Como la plata no alcanza para que todos tengan mucho, es obvio que lo más fácil es repartir la de los pocos que tienen mucho, para terminar así con la desigualdad.

¿Quiénes son estos pocos? Deben encabezar la lista Angellini, Matte, Luksic. Controlan grandes conglomerados. Será preciso quitarles bastante para cumplir el ideal igualitario. Pero yo, pequeño accionista de sus empresas, me preocupo, pues confío en esos controladores. Aunque la Concertación confisque sólo las acciones de ellos, y no las mías, no sé quién manejará las empresas. Alguna superintendencia que "represente a todos los chilenos". Lo único seguro es que mis acciones bajarán. Al final, millones de chilenos como yo y los cotizantes de los fondos de pensiones también "tendremos poco".

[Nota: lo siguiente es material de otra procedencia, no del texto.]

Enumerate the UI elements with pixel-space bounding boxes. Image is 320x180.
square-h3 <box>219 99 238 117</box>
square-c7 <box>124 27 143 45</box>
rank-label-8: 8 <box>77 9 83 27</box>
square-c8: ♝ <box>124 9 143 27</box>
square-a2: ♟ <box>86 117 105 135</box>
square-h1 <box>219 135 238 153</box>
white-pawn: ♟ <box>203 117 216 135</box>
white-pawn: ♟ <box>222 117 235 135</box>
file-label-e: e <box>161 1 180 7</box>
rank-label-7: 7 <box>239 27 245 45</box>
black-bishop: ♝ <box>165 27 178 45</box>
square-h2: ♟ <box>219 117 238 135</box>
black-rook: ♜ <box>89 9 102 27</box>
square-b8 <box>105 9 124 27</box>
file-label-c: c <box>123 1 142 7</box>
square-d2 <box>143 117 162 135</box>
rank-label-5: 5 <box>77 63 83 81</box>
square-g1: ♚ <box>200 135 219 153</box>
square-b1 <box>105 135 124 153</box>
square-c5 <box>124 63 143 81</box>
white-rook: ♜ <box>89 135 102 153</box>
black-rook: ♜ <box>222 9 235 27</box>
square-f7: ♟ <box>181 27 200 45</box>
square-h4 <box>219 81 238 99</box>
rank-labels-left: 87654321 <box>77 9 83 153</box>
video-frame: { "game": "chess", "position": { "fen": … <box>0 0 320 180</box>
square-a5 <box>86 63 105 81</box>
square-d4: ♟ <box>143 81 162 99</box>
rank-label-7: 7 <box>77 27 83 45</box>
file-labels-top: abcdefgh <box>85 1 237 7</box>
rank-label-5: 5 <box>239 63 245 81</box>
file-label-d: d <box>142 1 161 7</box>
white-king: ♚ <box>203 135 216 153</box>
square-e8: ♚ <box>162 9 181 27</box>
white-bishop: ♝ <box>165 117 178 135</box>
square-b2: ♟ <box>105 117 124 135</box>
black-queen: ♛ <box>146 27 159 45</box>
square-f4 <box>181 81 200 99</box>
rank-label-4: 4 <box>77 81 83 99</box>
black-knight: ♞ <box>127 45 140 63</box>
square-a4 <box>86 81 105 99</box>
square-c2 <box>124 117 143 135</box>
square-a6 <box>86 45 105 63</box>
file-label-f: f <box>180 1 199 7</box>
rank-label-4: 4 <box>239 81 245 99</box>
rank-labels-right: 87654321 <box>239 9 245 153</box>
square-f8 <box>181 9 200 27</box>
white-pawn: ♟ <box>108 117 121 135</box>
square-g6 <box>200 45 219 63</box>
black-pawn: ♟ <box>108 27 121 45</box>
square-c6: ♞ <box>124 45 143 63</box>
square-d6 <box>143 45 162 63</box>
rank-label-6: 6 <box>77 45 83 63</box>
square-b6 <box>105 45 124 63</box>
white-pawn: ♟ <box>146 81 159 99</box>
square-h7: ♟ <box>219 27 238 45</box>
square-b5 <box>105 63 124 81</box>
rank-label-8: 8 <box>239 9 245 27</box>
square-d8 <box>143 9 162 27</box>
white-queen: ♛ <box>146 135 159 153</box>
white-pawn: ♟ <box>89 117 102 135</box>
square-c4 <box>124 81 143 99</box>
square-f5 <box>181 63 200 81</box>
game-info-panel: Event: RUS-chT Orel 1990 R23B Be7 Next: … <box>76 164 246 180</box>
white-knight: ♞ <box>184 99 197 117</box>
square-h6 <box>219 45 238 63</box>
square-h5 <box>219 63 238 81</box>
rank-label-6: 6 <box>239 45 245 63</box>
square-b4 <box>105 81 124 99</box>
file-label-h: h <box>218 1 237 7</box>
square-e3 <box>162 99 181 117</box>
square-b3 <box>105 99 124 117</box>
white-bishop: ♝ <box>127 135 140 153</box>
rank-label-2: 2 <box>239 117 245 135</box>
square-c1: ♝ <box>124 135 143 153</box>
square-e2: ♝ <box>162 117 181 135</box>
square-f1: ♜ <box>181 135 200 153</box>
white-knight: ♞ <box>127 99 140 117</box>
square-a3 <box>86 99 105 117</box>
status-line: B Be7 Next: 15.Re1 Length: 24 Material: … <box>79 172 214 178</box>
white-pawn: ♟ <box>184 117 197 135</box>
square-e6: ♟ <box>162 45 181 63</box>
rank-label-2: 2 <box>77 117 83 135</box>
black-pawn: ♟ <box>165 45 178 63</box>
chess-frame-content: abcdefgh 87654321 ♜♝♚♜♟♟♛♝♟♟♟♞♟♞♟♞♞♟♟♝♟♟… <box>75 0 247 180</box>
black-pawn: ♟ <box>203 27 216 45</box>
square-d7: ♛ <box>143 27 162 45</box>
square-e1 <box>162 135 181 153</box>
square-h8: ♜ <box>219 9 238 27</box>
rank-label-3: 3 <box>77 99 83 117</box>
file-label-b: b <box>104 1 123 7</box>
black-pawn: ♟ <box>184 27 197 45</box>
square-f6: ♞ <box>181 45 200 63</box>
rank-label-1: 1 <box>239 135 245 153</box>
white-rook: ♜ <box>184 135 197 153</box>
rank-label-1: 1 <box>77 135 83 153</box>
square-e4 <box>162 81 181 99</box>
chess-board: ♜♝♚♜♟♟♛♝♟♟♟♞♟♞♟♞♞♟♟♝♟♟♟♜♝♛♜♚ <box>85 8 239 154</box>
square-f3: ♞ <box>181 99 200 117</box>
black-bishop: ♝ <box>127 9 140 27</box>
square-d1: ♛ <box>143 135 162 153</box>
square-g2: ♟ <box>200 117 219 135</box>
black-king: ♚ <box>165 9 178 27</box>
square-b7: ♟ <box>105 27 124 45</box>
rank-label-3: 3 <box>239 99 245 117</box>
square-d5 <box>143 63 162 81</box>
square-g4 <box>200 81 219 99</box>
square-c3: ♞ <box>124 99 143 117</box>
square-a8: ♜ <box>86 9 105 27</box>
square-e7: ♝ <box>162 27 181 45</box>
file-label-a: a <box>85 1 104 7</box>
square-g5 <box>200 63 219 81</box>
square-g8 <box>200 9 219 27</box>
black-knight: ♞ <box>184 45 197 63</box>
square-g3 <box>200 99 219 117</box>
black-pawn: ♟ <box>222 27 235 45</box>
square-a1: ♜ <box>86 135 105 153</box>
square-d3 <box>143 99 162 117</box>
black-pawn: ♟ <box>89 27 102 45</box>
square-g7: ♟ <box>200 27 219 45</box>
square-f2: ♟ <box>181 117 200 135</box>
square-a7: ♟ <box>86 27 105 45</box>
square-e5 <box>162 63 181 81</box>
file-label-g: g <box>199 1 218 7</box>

"¡Qué exagerado es Hermógenes! ¿Cuándo ha dicho Ricardo Lagos que va a confiscar empresas?" Pero eso es lo que la masa cree al oírle anunciar que va a cambiar esta sociedad para que no siga habiendo "pocos que tengan mucho". La gente, además, confía en recibir algo tras el reparto. Claro, tal vez Lagos no lo haga al pie de la letra. Menem, Fujimori y Cardoso dijeron cosas como ésas, y después no las hicieron. Pero Ricardo Lagos es más serio. No creo que deje entender una cosa y después haga otra. Por lo demás, él escribió, hace treinta y tantos años: "La única y verdadera solución es, entonces, la abolición de la propiedad privada sobre los medios de producción, los cuales deben pasar al Estado". Seguramente ha moderado esa propuesta. Y es verdad que en Obras Públicas aplicó la ley de concesiones a privados, que había dejado lista su antecesor. Pero, claro, tampoco podía hacer otra cosa si quería construir alguna obra. Gonzalo Vial, en el diario "La Segunda" nos recordó recientemente los pronunciamientos de Lagos de hace no 30, sino 10 años, en que se declaraba "de inspiración marxista", paladín de "una gran bandera: Allende", unido al Partido Comunista por "el común deseo de modificar el sistema capitalista para avanzar hacia una sociedad socialista"; partidario del "rol fundamental" del Estado como propietario en las empresas estratégicas, de riquezas básicas, financieras, de distribución mayorista... Si bien Bismarck aseveró que "nunca se miente tanto como después de una cacería, durante una guerra y antes de una elección", pienso que debemos tomar en serio las palabras de Lagos. Intuyendo lo que implican, y como encabeza las encuestas por un margen no menor de 10 puntos, más vale ir pensando en serio cómo enfrentar el nuevo cambio de Chile que se nos presenta por delante.

Analista político chileno.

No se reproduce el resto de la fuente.